Application Service Design with Commands

While the design-principles of Domain Driven Design do not require you to use Commands in your Application Service, there are few merits to doing the same.

Temporal Decoupling and Autonomy

Commands can lend themselves to be issued asynchronously depending upon your Service Level Agreement and hence introduce temporal decoupling in your system, if that is what you need. If you must have your command processed reliably, these commands can further lend themselves to be serialized and stored in some kind of non-volatile storage (like a message queue) until they are processed successfully. This autonomy becomes of critical importance if you are dealing with distributed systems.

Validation

Validations are those context-independent rules that do not depend on the state of the domain objects. Business rules, on the other hand, are context-dependent (not very different from Martin Fowler’s idea of Contextual Validation).
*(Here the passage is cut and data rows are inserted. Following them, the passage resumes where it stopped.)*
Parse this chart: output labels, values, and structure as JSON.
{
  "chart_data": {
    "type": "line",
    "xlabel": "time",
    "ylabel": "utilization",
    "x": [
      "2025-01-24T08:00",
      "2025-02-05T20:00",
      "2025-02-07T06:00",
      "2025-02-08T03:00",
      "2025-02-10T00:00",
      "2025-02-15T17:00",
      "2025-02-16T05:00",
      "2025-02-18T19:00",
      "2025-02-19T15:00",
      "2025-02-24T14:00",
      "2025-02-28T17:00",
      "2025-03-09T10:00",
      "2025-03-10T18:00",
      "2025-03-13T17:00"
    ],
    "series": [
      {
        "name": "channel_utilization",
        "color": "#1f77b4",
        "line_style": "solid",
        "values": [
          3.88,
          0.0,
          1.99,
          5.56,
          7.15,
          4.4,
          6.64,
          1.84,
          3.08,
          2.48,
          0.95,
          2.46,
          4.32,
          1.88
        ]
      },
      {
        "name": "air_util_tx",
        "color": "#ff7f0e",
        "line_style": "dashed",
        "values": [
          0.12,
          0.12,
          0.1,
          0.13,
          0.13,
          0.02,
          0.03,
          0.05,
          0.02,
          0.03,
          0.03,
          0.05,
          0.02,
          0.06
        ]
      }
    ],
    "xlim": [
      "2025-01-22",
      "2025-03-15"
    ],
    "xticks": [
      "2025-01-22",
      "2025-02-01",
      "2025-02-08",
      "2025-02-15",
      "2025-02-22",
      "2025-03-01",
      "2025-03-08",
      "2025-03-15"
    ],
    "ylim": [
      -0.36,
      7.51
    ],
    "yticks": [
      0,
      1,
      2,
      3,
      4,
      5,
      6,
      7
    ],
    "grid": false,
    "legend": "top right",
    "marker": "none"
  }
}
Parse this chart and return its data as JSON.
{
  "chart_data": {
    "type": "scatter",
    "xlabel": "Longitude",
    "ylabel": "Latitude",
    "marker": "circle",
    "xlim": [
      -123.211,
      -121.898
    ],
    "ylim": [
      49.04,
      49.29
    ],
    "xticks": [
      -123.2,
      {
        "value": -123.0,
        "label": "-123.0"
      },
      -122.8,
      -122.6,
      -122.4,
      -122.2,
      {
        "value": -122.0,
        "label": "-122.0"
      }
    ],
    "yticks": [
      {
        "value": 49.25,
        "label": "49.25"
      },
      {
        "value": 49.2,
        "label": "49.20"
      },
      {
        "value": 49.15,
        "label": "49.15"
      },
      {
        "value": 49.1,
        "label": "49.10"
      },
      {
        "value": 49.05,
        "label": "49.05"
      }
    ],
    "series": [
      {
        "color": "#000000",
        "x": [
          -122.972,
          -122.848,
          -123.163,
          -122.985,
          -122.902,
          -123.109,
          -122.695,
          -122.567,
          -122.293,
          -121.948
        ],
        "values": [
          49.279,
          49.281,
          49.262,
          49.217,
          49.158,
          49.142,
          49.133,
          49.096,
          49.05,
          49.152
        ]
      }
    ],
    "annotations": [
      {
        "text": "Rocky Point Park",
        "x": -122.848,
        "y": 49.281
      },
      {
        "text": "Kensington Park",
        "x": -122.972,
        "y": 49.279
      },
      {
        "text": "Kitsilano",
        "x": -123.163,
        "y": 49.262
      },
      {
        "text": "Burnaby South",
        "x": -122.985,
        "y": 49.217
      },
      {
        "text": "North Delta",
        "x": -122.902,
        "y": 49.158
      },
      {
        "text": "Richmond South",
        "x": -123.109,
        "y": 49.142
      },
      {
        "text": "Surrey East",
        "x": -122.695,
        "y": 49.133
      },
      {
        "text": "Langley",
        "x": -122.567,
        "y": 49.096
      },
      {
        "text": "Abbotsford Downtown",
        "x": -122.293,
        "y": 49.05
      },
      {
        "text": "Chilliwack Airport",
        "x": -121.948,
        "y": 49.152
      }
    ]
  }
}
They check whether or not the command execution will result is valid state transition. Carrying out some of these context-independent validation rules on the command it-self will take the load off the domain layer by pre-filtering commands which will anyways be rejected by the domain objects.

Many people like repeating these validation rules on both places. This will bring value only of you ever need to use your domain layer not in conjunction to your application layer. Is it likely to happen in your case?

Authorization

Implementing authorization on the command side of the application is essentially asking your-self whether or not the user is allowed to issue the command. Dealing with authorization on queries is a different discussion.

Auditing

You can store the commands to capture the user’s action which then can be used for auditing purposes.

Logging

You can log commands and hence the log the user action and intention. These logs can make root-cause analysis of production issues very easy because you now have the end-to-end data to replicate the issue in your development environment.

Re-play and Undo

Commands lend themselves to be stored which can be used to redo or undo a user action if the use-case requires you to do so.

In a nutshell, commands are programmatic representation of user’s actions and intentions. Thinking of these commands as the building blocks of the application layer can open up a floodgate of interesting possibilities in your DDD architecture and bring a lot of power and flexibility to your design.